Knowledge, Skills & Abilities:

  • Strong understanding of machine learning approaches and algorithms

  • Able to prioritize duties and work well on your own

  • Ability to work with both internal and external partners

  • Skilled at solving open ambiguous problems

  • Strong collaboration and mentorship skills

  • Proficiency in, or a strong aptitude for, leveraging AI tools to streamline development, paired with the critical judgment to audit generated output for architectural integrity, performance bottlenecks, and security risks.

  • Adaptability in learning and applying evolving AI systems and tools to remain at the forefront of engineering trends and modern development practices

Minimum Qualifications:

  • Bachelor's Degree in a relevant technical field such as computer science or equivalent years of practical work experience

  • 3+ years of post-Bachelor's machine learning experience; or Master's degree in a technical field + 2+ year of post-grad machine learning experience; or PhD in a relevant technical field

  • Experience developing machine learning models for ranking, recommendations, search, content understanding, image generation, or other relevant applications of machine learning

Preferred Qualifications:

  • Advanced degree in computer science or related field

  • Experience working with machine learning frameworks such as TensorFlow, Caffe2, PyTorch, Spark ML, scikit-learn, or related frameworks

  • Experience working with machine learning, ranking infrastructures, and system design

If you have a disability or special need that requires accommodation, please don't be shy and provide us some information.

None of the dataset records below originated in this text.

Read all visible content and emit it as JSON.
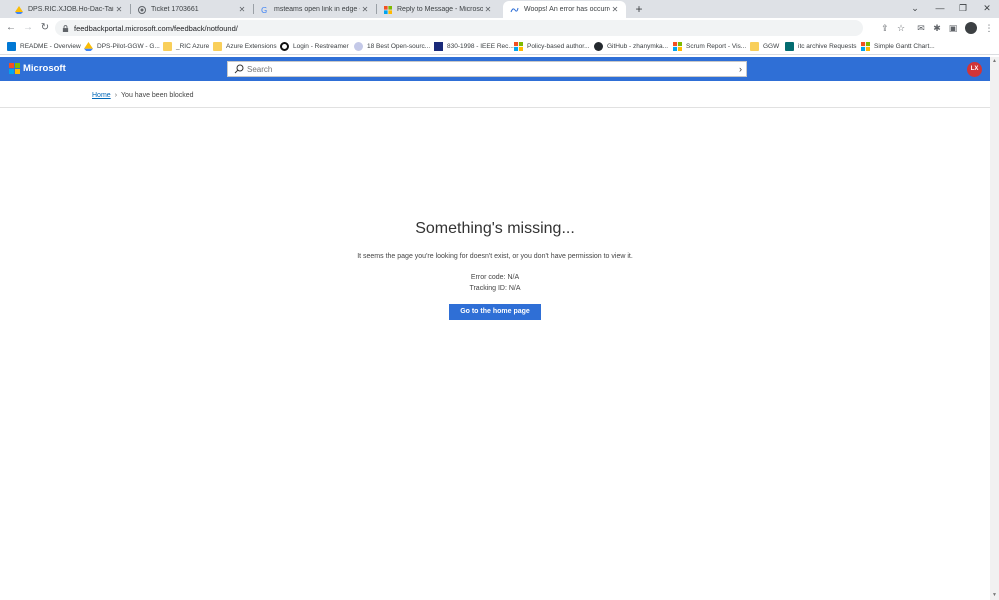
{
  "browser": {
    "tabs": [
      {
        "label": "DPS.RIC.XJOB.Ho-Dac-Tai - Google",
        "icon": "google-drive-icon"
      },
      {
        "label": "Ticket 1703661",
        "icon": "globe-icon"
      },
      {
        "label": "msteams open link in edge - Goo",
        "icon": "google-icon"
      },
      {
        "label": "Reply to Message - Microsoft Co",
        "icon": "microsoft-icon"
      },
      {
        "label": "Woops! An error has occurred - F",
        "icon": "feedback-icon",
        "active": true
      }
    ],
    "new_tab": "+",
    "address": "feedbackportal.microsoft.com/feedback/notfound/",
    "bookmarks": [
      {
        "label": "README - Overview",
        "icon": "azure-devops-icon"
      },
      {
        "label": "DPS-Pilot-GGW - G...",
        "icon": "google-drive-icon"
      },
      {
        "label": "_RIC Azure",
        "icon": "folder-icon"
      },
      {
        "label": "Azure Extensions",
        "icon": "folder-icon"
      },
      {
        "label": "Login - Restreamer",
        "icon": "restreamer-icon"
      },
      {
        "label": "18 Best Open-sourc...",
        "icon": "globe-icon"
      },
      {
        "label": "830-1998 - IEEE Rec...",
        "icon": "ieee-icon"
      },
      {
        "label": "Policy-based author...",
        "icon": "microsoft-icon"
      },
      {
        "label": "GitHub - zhanymka...",
        "icon": "github-icon"
      },
      {
        "label": "Scrum Report - Vis...",
        "icon": "microsoft-icon"
      },
      {
        "label": "GGW",
        "icon": "folder-icon"
      },
      {
        "label": "itc archive Requests",
        "icon": "sharepoint-icon"
      },
      {
        "label": "Simple Gantt Chart...",
        "icon": "microsoft-icon"
      }
    ]
  },
  "header": {
    "brand": "Microsoft",
    "search_placeholder": "Search",
    "avatar_initials": "LX"
  },
  "breadcrumb": {
    "home": "Home",
    "current": "You have been blocked"
  },
  "error": {
    "title": "Something's missing...",
    "message": "It seems the page you're looking for doesn't exist, or you don't have permission to view it.",
    "error_code": "Error code: N/A",
    "tracking_id": "Tracking ID: N/A",
    "home_button": "Go to the home page"
  }
}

"Default Together" Policy at Snap: At Snap Inc. we believe that being together in person helps us build our culture faster, reinforce our values, and serve our community, customers and partners better through dynamic collaboration. To reflect this, we practice a "default together" approach and expect our team members to work in an office 4+ days per week.

At Snap, we believe that having a team of diverse backgrounds and voices working together will enable us to create innovative products that improve the way people live and communicate. Snap is proud to be an equal opportunity employer, and committed to providing employment opportunities regardless of race, religious creed, color, national origin, ancestry, physical disability, mental disability, medical condition, genetic information, marital status, sex, gender, gender identity, gender expression, pregnancy, childbirth and breastfeeding, age, sexual orientation, military or veteran status, or any other protected classification, in accordance with applicable federal, state, and local laws. EOE, including disability/vets.

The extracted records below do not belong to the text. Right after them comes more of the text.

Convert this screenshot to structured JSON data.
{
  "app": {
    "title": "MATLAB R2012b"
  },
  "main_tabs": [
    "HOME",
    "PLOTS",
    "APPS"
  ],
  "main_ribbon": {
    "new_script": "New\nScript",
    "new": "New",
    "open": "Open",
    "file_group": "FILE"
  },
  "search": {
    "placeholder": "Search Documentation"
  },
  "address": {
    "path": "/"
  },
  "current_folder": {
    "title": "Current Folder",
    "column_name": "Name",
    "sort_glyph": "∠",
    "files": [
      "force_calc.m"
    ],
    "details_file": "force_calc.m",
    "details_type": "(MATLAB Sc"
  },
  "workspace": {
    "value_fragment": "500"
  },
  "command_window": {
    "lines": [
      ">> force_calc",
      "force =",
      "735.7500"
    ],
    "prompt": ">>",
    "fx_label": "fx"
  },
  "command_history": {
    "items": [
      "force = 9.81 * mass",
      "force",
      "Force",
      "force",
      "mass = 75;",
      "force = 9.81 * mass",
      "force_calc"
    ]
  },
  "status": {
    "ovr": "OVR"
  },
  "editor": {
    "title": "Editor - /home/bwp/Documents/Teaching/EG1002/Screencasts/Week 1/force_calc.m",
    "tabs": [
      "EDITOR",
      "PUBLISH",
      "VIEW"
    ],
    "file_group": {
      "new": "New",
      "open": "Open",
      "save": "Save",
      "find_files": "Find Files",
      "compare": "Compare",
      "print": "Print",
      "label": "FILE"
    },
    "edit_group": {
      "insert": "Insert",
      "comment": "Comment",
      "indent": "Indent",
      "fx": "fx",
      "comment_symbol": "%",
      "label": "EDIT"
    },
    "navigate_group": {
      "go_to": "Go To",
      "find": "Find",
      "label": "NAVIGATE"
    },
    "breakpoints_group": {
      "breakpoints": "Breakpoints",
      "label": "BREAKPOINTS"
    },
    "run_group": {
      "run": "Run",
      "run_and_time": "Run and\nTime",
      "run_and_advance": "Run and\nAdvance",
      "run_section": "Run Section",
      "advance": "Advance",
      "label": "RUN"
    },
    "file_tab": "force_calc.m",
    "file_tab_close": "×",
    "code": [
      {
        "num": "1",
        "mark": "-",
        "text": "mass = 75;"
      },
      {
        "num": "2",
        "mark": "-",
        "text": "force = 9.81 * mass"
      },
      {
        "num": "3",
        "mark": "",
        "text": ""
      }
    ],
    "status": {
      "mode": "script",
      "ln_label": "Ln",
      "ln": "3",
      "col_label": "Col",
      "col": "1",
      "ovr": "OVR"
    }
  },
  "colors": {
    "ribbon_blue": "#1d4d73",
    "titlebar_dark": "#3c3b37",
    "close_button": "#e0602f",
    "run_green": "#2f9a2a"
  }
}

We are an Equal Opportunity Employer and will consider qualified applicants with criminal histories in a manner consistent with applicable law (by example, the requirements of the San Francisco Fair Chance Ordinance and the Los Angeles Fair Chance Initiative for Hiring, where applicable).

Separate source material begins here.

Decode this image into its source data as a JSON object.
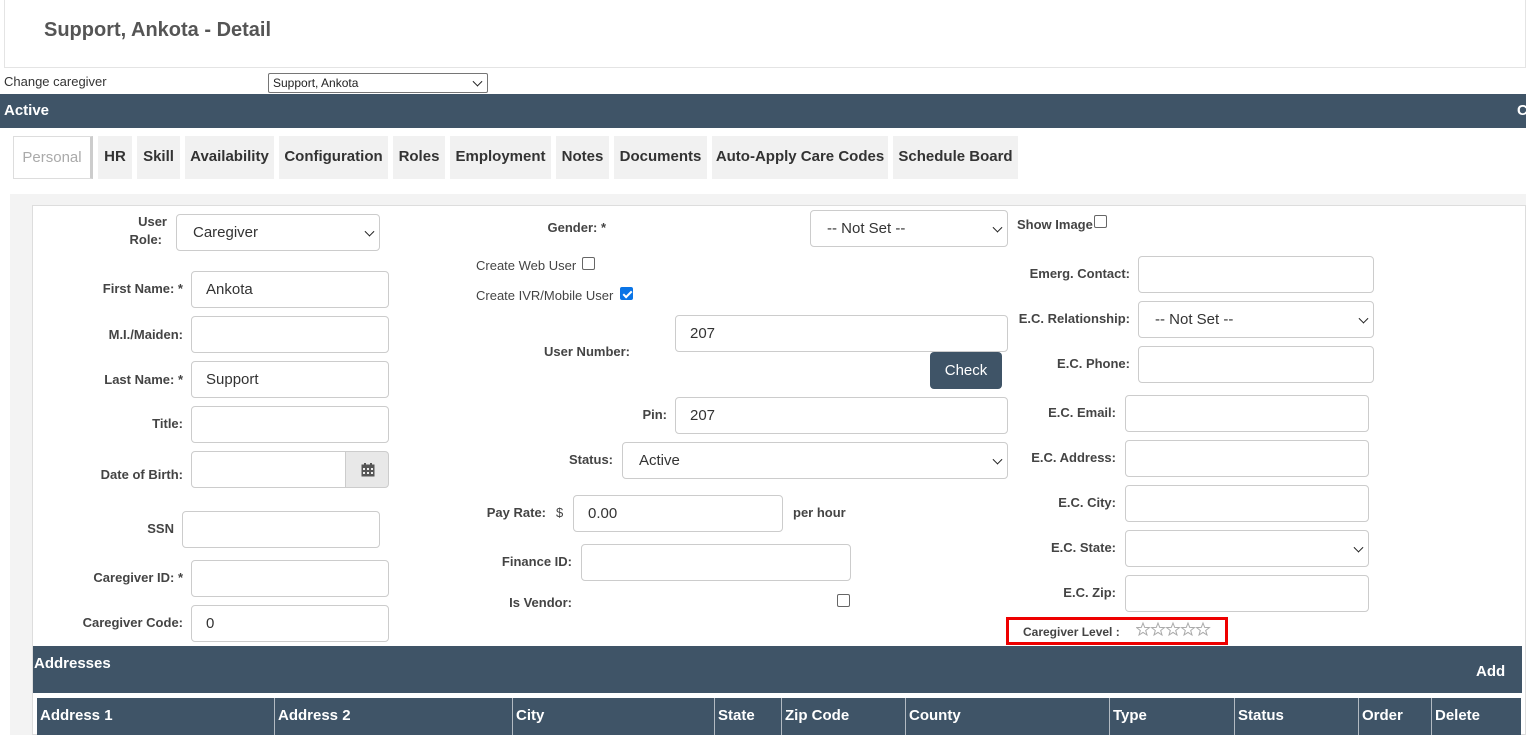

Our Benefits: Snap Inc. is its own community, so we've got your back! We do our best to make sure you and your loved ones have everything you need to be happy and healthy, on your own terms. Our benefits are built around your needs and include paid parental leave, comprehensive medical coverage, emotional and mental health support programs, and compensation packages that let you share in Snap's long-term success!

Compensation

In the United States, work locations are assigned a pay zone which determines the salary range for the position. The successful candidate's starting pay will be determined based on job-related skills, experience, qualifications, work location, and market conditions. The starting pay may be negotiable within the salary range for the position. These pay zones may be modified in the future.

Zone A (CA, WA, NYC):

The base salary range for this position is $173,000-$259,000 annually.


Zone B:

The base salary range for this position is $164,000-$246,000 annually.

Zone C:

The base salary range for this position is $147,000-$220,000 annually.This position is eligible for equity in the form of RSUs.